Figure 7. IFNγ controls CCL21 expression by endothelial cells and gp38⁺ cells.

(a) Frequency of gp38⁺ and CD31⁺ cells among live singlet Ter119^negCD45^neg cells from i.p. and s.c. tumors was determined by flow cytometry.

(b) The phenotype of gp38⁺ cells from LN (solid gray lines), s.c. (solid black lines) and i.p. (dotted lines) B16-OVA tumors was determined by flow cytometry by staining with the indicated markers. The parent gate is live singlet CD45^neg gp38⁺ CD31^neg. Shaded regions represent background staining in FMO controls.
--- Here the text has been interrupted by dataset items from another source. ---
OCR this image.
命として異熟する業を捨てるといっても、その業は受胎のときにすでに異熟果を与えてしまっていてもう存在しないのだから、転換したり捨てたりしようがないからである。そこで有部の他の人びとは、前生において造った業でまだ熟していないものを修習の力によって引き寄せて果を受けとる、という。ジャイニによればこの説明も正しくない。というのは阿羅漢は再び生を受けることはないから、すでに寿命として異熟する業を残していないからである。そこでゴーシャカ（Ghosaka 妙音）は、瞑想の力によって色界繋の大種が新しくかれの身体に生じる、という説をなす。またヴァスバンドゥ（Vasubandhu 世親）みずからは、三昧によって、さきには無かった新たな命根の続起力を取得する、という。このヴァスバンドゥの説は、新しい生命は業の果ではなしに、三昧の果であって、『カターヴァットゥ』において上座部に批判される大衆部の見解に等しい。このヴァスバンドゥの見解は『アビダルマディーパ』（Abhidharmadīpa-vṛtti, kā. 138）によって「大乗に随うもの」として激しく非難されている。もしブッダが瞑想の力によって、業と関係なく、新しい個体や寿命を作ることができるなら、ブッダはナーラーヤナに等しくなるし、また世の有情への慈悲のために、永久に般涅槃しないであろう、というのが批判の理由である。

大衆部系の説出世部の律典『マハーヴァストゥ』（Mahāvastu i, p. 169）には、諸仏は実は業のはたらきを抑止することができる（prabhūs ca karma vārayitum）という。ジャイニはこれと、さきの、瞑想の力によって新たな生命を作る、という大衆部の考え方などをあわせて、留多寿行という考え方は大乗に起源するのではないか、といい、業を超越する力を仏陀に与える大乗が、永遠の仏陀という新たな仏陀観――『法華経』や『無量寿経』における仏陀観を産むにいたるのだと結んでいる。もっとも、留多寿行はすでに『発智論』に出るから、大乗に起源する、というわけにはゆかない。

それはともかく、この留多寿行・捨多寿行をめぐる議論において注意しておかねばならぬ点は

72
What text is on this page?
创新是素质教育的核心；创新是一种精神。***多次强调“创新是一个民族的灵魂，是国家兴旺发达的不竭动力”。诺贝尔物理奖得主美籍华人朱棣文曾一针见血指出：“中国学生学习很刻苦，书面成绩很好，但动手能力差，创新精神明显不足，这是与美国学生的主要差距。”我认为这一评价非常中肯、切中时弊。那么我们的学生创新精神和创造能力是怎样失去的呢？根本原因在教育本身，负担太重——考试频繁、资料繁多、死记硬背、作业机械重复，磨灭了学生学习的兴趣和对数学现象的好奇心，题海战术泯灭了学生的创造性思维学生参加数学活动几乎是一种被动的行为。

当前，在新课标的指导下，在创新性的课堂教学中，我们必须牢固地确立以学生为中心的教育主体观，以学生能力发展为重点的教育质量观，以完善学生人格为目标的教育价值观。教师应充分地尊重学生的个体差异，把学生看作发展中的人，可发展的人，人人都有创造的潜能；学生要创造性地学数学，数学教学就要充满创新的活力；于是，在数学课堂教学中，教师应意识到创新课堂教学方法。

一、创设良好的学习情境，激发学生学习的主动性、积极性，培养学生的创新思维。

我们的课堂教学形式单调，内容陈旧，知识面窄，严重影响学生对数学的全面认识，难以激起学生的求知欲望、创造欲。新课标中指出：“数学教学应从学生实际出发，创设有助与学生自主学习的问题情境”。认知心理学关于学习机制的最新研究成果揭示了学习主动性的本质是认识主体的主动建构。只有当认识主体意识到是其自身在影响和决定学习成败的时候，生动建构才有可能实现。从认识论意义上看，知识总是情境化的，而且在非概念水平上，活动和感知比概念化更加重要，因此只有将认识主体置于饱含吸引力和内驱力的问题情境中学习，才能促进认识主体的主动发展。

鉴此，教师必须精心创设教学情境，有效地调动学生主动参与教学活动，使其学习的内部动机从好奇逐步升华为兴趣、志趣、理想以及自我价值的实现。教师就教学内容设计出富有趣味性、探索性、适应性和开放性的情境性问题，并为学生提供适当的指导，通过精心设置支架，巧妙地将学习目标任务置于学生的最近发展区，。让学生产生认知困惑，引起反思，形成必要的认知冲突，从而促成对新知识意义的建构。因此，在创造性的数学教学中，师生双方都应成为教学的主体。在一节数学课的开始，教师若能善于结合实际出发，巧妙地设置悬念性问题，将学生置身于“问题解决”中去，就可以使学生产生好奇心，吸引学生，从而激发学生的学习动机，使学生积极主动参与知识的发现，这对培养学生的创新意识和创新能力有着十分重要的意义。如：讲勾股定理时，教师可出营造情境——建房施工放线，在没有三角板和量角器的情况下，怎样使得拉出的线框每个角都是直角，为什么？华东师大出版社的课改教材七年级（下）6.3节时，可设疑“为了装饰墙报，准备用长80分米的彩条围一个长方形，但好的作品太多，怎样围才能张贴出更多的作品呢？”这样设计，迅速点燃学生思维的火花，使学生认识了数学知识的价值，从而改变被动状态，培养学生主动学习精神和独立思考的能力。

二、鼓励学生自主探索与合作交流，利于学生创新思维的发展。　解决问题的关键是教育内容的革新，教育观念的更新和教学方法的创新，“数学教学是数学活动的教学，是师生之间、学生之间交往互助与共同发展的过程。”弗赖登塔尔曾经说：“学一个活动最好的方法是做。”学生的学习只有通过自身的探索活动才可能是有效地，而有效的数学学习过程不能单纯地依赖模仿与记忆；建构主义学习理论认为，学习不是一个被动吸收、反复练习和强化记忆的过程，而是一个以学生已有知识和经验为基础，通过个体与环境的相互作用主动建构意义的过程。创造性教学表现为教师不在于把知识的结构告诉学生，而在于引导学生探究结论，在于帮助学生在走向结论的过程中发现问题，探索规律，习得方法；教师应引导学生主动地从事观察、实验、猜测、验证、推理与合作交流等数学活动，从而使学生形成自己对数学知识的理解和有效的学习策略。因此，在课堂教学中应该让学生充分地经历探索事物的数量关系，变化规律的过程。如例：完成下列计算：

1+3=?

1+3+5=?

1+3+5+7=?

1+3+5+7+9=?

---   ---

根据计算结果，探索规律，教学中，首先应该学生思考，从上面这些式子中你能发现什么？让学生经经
(c) Ccl21 expression in the indicated purified cell populations from i.p. and s.c. tumors was measured by RT-PCR. Expression levels in CD31⁺ endothelial cells for each tumor location were normalized to 1. TN = CD45^neg gp38^neg CD31^neg. n=3. nd=not detected.

(d) IFNγR1 expression on CD31⁺ and gp38⁺ cells from i.p. (dashed lines) and s.c. (solid lines) tumors was determined by flow cytometry. Shaded regions represent background staining in FMO controls.

(e) Ccl21 expression in purified cell populations isolated from i.p. tumors in IFNγR1−/−➔WT and WT➔IFNγR1−/− bone marrow chimeras was measured by RT-PCR. Expression levels are presented relative to Hprt. Dashed lines represent expression levels in WT➔WT control chimera. n=4 per group.

Data (mean+SEM) are representative of three (a–d) independent experiments or one experiment (e). ns:p>0.05, *p<0.05, ***p<0.001 by unpaired t-test.